Eintragungsausschuss

(1) Der Eintragungsausschuss besteht aus dem vorsitzenden Mitglied und der erforderlichen Zahl von beisitzenden Mitgliedern. Für das vorsitzende Mitglied ist ein stellvertretendes Mitglied zu bestellen.

(2) Die Mitglieder werden vom Vorstand auf die Dauer von fünf Jahren bestellt.
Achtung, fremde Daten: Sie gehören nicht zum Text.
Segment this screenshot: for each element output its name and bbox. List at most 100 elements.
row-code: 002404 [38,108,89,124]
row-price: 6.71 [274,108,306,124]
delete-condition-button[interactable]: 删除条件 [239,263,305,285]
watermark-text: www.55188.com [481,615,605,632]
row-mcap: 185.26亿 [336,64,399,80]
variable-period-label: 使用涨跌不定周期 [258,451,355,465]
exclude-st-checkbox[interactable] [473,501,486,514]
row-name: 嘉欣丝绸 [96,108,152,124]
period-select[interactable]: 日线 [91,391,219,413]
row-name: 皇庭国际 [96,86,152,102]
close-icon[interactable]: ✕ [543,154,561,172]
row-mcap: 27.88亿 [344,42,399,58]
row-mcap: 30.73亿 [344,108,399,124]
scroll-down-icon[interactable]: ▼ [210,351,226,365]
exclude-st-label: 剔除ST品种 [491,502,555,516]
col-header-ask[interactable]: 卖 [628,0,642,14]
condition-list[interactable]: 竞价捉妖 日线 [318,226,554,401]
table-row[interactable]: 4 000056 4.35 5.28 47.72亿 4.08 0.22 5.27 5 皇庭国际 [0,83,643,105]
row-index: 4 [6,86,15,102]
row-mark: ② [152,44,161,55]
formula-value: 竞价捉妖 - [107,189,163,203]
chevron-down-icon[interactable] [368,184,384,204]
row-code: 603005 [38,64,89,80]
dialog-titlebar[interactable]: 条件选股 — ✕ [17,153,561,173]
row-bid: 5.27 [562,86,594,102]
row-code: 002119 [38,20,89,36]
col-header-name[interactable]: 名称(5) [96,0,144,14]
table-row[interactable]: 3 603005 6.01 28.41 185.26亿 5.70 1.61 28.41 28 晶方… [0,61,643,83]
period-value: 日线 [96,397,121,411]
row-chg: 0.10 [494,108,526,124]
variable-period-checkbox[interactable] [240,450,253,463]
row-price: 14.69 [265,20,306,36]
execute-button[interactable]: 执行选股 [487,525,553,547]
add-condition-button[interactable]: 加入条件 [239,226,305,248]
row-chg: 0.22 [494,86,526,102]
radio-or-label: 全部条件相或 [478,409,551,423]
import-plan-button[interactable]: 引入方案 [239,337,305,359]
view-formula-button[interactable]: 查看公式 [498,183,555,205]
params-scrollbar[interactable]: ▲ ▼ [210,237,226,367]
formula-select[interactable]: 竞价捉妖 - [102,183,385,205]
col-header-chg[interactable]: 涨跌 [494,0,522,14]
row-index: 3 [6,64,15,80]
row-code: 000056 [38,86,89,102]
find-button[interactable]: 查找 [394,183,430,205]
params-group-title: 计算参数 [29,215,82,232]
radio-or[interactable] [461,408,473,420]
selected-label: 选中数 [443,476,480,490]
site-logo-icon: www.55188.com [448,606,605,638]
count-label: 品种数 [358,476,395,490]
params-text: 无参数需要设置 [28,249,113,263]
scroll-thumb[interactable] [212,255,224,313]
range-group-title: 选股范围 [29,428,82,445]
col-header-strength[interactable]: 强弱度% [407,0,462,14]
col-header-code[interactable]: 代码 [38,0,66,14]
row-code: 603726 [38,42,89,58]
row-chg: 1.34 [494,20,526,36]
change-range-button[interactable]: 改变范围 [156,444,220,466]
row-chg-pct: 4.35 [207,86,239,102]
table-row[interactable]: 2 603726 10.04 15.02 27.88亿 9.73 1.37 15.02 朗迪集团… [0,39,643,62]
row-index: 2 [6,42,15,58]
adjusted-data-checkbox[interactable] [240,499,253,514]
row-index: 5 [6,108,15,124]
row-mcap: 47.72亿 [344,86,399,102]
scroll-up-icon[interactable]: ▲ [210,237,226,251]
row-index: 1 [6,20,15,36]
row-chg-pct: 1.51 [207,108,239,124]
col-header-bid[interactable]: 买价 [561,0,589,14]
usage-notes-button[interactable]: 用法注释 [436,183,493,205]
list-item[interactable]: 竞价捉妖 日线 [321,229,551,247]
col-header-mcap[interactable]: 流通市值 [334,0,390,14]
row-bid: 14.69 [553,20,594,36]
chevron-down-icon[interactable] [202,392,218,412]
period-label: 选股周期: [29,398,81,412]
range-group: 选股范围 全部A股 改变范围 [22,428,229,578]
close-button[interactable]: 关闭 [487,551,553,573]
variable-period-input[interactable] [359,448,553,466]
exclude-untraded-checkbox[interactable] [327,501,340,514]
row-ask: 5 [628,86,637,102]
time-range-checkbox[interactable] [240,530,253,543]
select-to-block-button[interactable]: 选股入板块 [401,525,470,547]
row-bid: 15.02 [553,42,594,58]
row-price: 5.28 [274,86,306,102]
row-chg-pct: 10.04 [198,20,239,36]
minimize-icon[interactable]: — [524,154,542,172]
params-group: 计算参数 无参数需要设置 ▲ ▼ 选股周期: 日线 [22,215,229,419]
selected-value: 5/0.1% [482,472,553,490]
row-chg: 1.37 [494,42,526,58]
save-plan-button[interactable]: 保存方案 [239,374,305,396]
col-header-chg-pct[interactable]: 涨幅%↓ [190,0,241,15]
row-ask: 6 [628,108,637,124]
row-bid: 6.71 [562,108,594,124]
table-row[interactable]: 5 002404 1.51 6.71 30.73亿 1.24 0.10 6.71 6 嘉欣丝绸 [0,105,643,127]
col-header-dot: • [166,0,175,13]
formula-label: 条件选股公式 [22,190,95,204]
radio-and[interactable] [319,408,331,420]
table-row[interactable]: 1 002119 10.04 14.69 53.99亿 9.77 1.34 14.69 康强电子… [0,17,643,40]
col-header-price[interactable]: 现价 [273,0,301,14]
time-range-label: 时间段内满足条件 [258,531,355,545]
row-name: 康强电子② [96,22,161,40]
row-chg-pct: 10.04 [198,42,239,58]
(3) Das vorsitzende Mitglied und dessen stellvertretendes Mitglied müssen die Befähigung zum Richteramt nach dem Deutschen Richtergesetz haben oder die Voraussetzungen des § 110 Satz 1 des Deutschen Richtergesetzes erfüllen. Die Mitglieder dürfen weder einem anderen Organ der Architektenkammer angehören noch Bedienstete der Architektenkammer sein.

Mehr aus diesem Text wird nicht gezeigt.